# iBook Won't Turn On



## mooreas (Sep 8, 2008)

I have an old iBook, from 2002, the smallest one you could buy that year. It's been fine, until I shut it down and unplugged it before a long weekend trip. Monday morning, I pushed the power button and got nothing. 

I've read similar postings, except mine does actually recognize the power cord (turned orange then green when fully charged) and the four green lights on the bottom turn on when I hit the 'battery charged' button. I've taken out the battery and put it back in several times - no luck. I've pressed every combination of keys + power button, no luck. Any ideas out there?

And when I say nothing happens when I push the power button, I mean nothing - no noise as if the hard drive is revving up or anything. 

Thanks!


----------



## sinclair_tm (Mar 11, 2005)

Did you try resetting the PMU? Do this by pushing these 4 keys at once and then letting go, power-control-option-shift. Wait 5 seconds then push the power button. If that doesn't work, I'd also try it without the batter in it, and then without it plugged in the wall.
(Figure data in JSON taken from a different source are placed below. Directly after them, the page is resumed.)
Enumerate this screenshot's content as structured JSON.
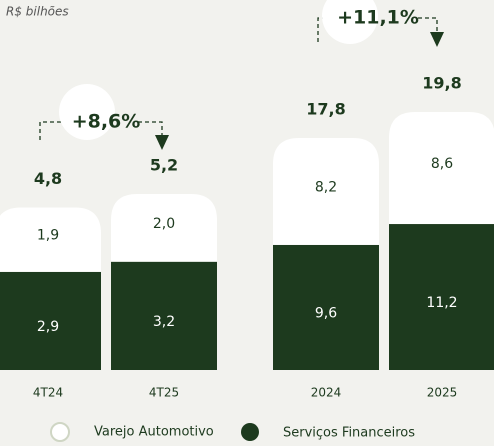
{
  "chart_data": [
    {
      "type": "bar",
      "subtitle": "R$ bilhões",
      "stacked": true,
      "categories": [
        "4T24",
        "4T25"
      ],
      "series": [
        {
          "name": "Serviços Financeiros",
          "color": "#1d3a1e",
          "values": [
            2.9,
            3.2
          ],
          "value_labels": [
            "2,9",
            "3,2"
          ]
        },
        {
          "name": "Varejo Automotivo",
          "color": "#ffffff",
          "values": [
            1.9,
            2.0
          ],
          "value_labels": [
            "1,9",
            "2,0"
          ]
        }
      ],
      "totals": [
        4.8,
        5.2
      ],
      "total_labels": [
        "4,8",
        "5,2"
      ],
      "annotation": "+8,6%"
    },
    {
      "type": "bar",
      "stacked": true,
      "categories": [
        "2024",
        "2025"
      ],
      "series": [
        {
          "name": "Serviços Financeiros",
          "color": "#1d3a1e",
          "values": [
            9.6,
            11.2
          ],
          "value_labels": [
            "9,6",
            "11,2"
          ]
        },
        {
          "name": "Varejo Automotivo",
          "color": "#ffffff",
          "values": [
            8.2,
            8.6
          ],
          "value_labels": [
            "8,2",
            "8,6"
          ]
        }
      ],
      "totals": [
        17.8,
        19.8
      ],
      "total_labels": [
        "17,8",
        "19,8"
      ],
      "annotation": "+11,1%"
    }
  ]
}
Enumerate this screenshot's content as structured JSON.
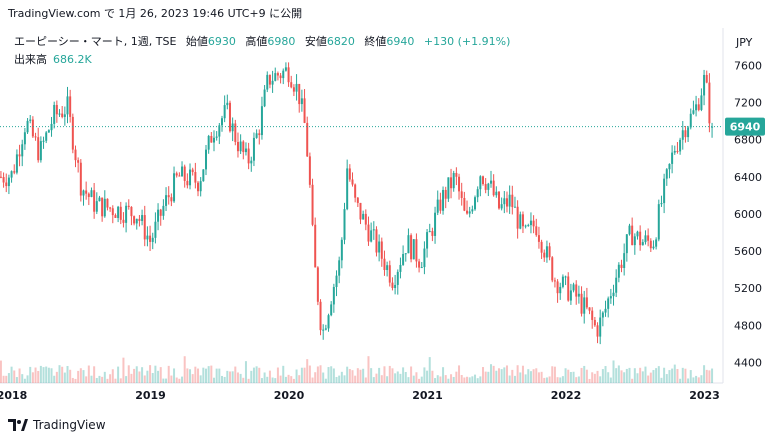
{
  "header": {
    "caption": "TradingView.com で 1月 26, 2023 19:46 UTC+9 に公開"
  },
  "legend": {
    "symbol": "エーピーシー・マート, 1週, TSE",
    "open_label": "始値",
    "open_value": "6930",
    "high_label": "高値",
    "high_value": "6980",
    "low_label": "安値",
    "low_value": "6820",
    "close_label": "終値",
    "close_value": "6940",
    "change": "+130 (+1.91%)"
  },
  "volume": {
    "label": "出来高",
    "value": "686.2K"
  },
  "footer": {
    "brand": "TradingView"
  },
  "colors": {
    "up": "#26a69a",
    "down": "#ef5350",
    "text": "#131722",
    "price_line": "#26a69a"
  },
  "chart_data": {
    "type": "candlestick",
    "currency": "JPY",
    "interval": "1週",
    "y_ticks": [
      4400,
      4800,
      5200,
      5600,
      6000,
      6400,
      6800,
      7200,
      7600
    ],
    "y_range": [
      4180,
      7980
    ],
    "x_ticks": [
      "2018",
      "2019",
      "2020",
      "2021",
      "2022",
      "2023"
    ],
    "last_price": 6940,
    "price_path": [
      {
        "t": 2017.92,
        "p": 6400
      },
      {
        "t": 2018.0,
        "p": 6420
      },
      {
        "t": 2018.1,
        "p": 7000
      },
      {
        "t": 2018.2,
        "p": 6650
      },
      {
        "t": 2018.3,
        "p": 7050
      },
      {
        "t": 2018.4,
        "p": 7150
      },
      {
        "t": 2018.5,
        "p": 6300
      },
      {
        "t": 2018.6,
        "p": 6100
      },
      {
        "t": 2018.75,
        "p": 6050
      },
      {
        "t": 2018.9,
        "p": 6000
      },
      {
        "t": 2019.0,
        "p": 5700
      },
      {
        "t": 2019.1,
        "p": 6100
      },
      {
        "t": 2019.2,
        "p": 6400
      },
      {
        "t": 2019.35,
        "p": 6350
      },
      {
        "t": 2019.45,
        "p": 6900
      },
      {
        "t": 2019.55,
        "p": 7100
      },
      {
        "t": 2019.62,
        "p": 6800
      },
      {
        "t": 2019.7,
        "p": 6550
      },
      {
        "t": 2019.78,
        "p": 6900
      },
      {
        "t": 2019.85,
        "p": 7450
      },
      {
        "t": 2019.92,
        "p": 7500
      },
      {
        "t": 2020.0,
        "p": 7550
      },
      {
        "t": 2020.07,
        "p": 7300
      },
      {
        "t": 2020.12,
        "p": 6900
      },
      {
        "t": 2020.15,
        "p": 6300
      },
      {
        "t": 2020.18,
        "p": 5500
      },
      {
        "t": 2020.24,
        "p": 4700
      },
      {
        "t": 2020.3,
        "p": 5100
      },
      {
        "t": 2020.37,
        "p": 5500
      },
      {
        "t": 2020.42,
        "p": 6500
      },
      {
        "t": 2020.48,
        "p": 6100
      },
      {
        "t": 2020.55,
        "p": 5900
      },
      {
        "t": 2020.65,
        "p": 5600
      },
      {
        "t": 2020.75,
        "p": 5300
      },
      {
        "t": 2020.85,
        "p": 5700
      },
      {
        "t": 2020.95,
        "p": 5500
      },
      {
        "t": 2021.0,
        "p": 5700
      },
      {
        "t": 2021.1,
        "p": 6150
      },
      {
        "t": 2021.2,
        "p": 6400
      },
      {
        "t": 2021.28,
        "p": 5900
      },
      {
        "t": 2021.38,
        "p": 6450
      },
      {
        "t": 2021.45,
        "p": 6300
      },
      {
        "t": 2021.52,
        "p": 6050
      },
      {
        "t": 2021.6,
        "p": 6150
      },
      {
        "t": 2021.7,
        "p": 5750
      },
      {
        "t": 2021.78,
        "p": 5900
      },
      {
        "t": 2021.85,
        "p": 5600
      },
      {
        "t": 2021.92,
        "p": 5300
      },
      {
        "t": 2022.0,
        "p": 5200
      },
      {
        "t": 2022.08,
        "p": 5100
      },
      {
        "t": 2022.15,
        "p": 4950
      },
      {
        "t": 2022.22,
        "p": 4750
      },
      {
        "t": 2022.27,
        "p": 4900
      },
      {
        "t": 2022.33,
        "p": 5200
      },
      {
        "t": 2022.4,
        "p": 5500
      },
      {
        "t": 2022.47,
        "p": 5800
      },
      {
        "t": 2022.55,
        "p": 5700
      },
      {
        "t": 2022.63,
        "p": 5700
      },
      {
        "t": 2022.7,
        "p": 6200
      },
      {
        "t": 2022.78,
        "p": 6700
      },
      {
        "t": 2022.86,
        "p": 6950
      },
      {
        "t": 2022.93,
        "p": 7100
      },
      {
        "t": 2023.0,
        "p": 7450
      },
      {
        "t": 2023.03,
        "p": 7200
      },
      {
        "t": 2023.05,
        "p": 6750
      },
      {
        "t": 2023.07,
        "p": 6940
      }
    ]
  }
}
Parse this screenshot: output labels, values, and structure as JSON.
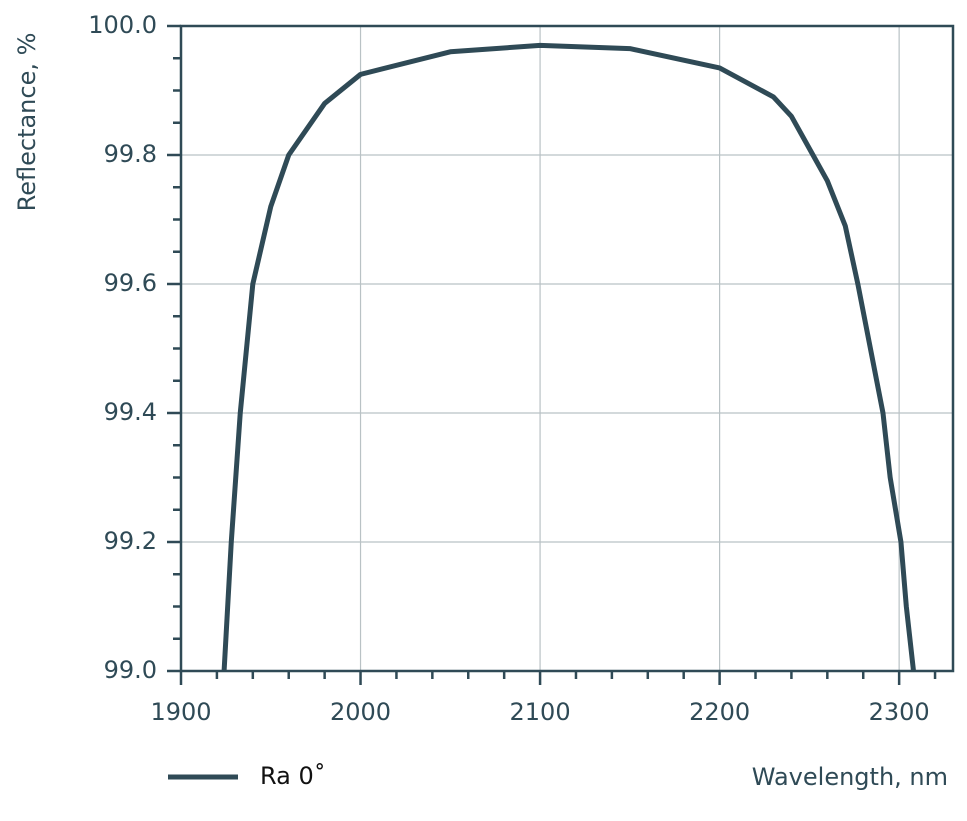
{
  "chart_data": {
    "type": "line",
    "xlabel": "Wavelength, nm",
    "ylabel": "Reflectance, %",
    "xlim": [
      1900,
      2330
    ],
    "ylim": [
      99.0,
      100.0
    ],
    "xticks": [
      1900,
      2000,
      2100,
      2200,
      2300
    ],
    "yticks": [
      {
        "value": 99.0,
        "label": "99.0"
      },
      99.2,
      99.4,
      99.6,
      99.8,
      {
        "value": 100.0,
        "label": "100.0"
      }
    ],
    "xminorticks": [
      1920,
      1940,
      1960,
      1980,
      2020,
      2040,
      2060,
      2080,
      2120,
      2140,
      2160,
      2180,
      2220,
      2240,
      2260,
      2280,
      2320
    ],
    "yminorticks": [
      99.05,
      99.1,
      99.15,
      99.25,
      99.3,
      99.35,
      99.45,
      99.5,
      99.55,
      99.65,
      99.7,
      99.75,
      99.85,
      99.9,
      99.95
    ],
    "grid": true,
    "legend": "bottom-left",
    "series": [
      {
        "name": "Ra 0˚",
        "color": "#2f4a56",
        "x": [
          1924,
          1926,
          1928,
          1933,
          1940,
          1950,
          1960,
          1980,
          2000,
          2050,
          2100,
          2150,
          2200,
          2230,
          2240,
          2252,
          2260,
          2270,
          2277,
          2291,
          2295,
          2301,
          2304,
          2308
        ],
        "values": [
          99.0,
          99.1,
          99.2,
          99.4,
          99.6,
          99.72,
          99.8,
          99.88,
          99.925,
          99.96,
          99.97,
          99.965,
          99.935,
          99.89,
          99.86,
          99.8,
          99.76,
          99.69,
          99.6,
          99.4,
          99.3,
          99.2,
          99.1,
          99.0
        ]
      }
    ]
  }
}
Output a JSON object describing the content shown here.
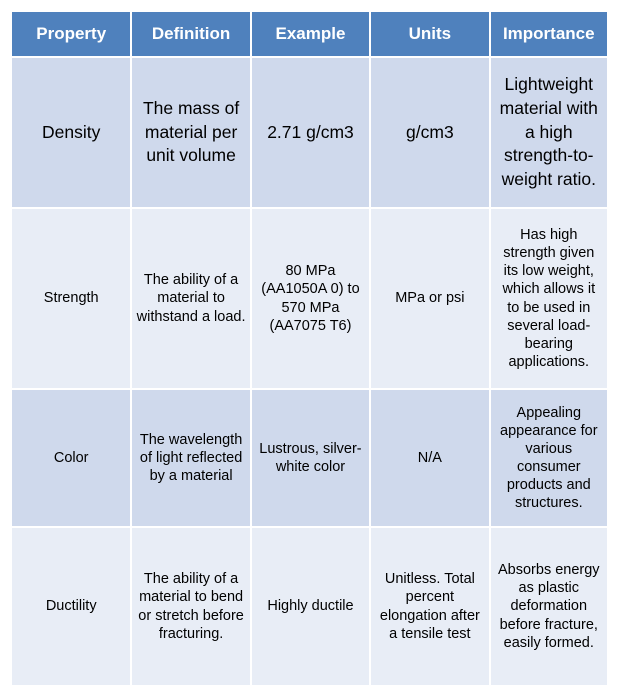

Now I ask this question because my iBook does fall under this category. How beat up this this thing. I got mine used, and I could tell that it's been take apart several times. The only way I can get my power button to work is by, very carefully, pushing the screen as far back as I can get it, and while applying slight presser to the screen I push the button as hard as I can. My problem is the the case wasn't put back together right, and the main board is not within reach of the power button, so by pushing the screen all the way back, it moves the board up just enough that the power button can make contact with the switch on the board and turn it on.

If that doesn't help either, it could be that it died, and needs a repair of some kind.


----------



## mooreas (Sep 8, 2008)

Thanks so much for your suggestion. I'll try the four-button thing this evening. What's the PMU? 

This iBook is in really good condition, I bought it new in 2002 and have been obsessively careful with it ever since, so I'm really surprised that it just died on me, although that's what electronics do I suppose.

But having said that, I feel like there is something going on with the power switch - it's just not making contact. So I'm going to try your screen/power button trick as well. The fact that it's recognizing the battery and power cord makes me think the brain is still ok, but the power switch just isn't getting tripped. 

Thanks so much!


----------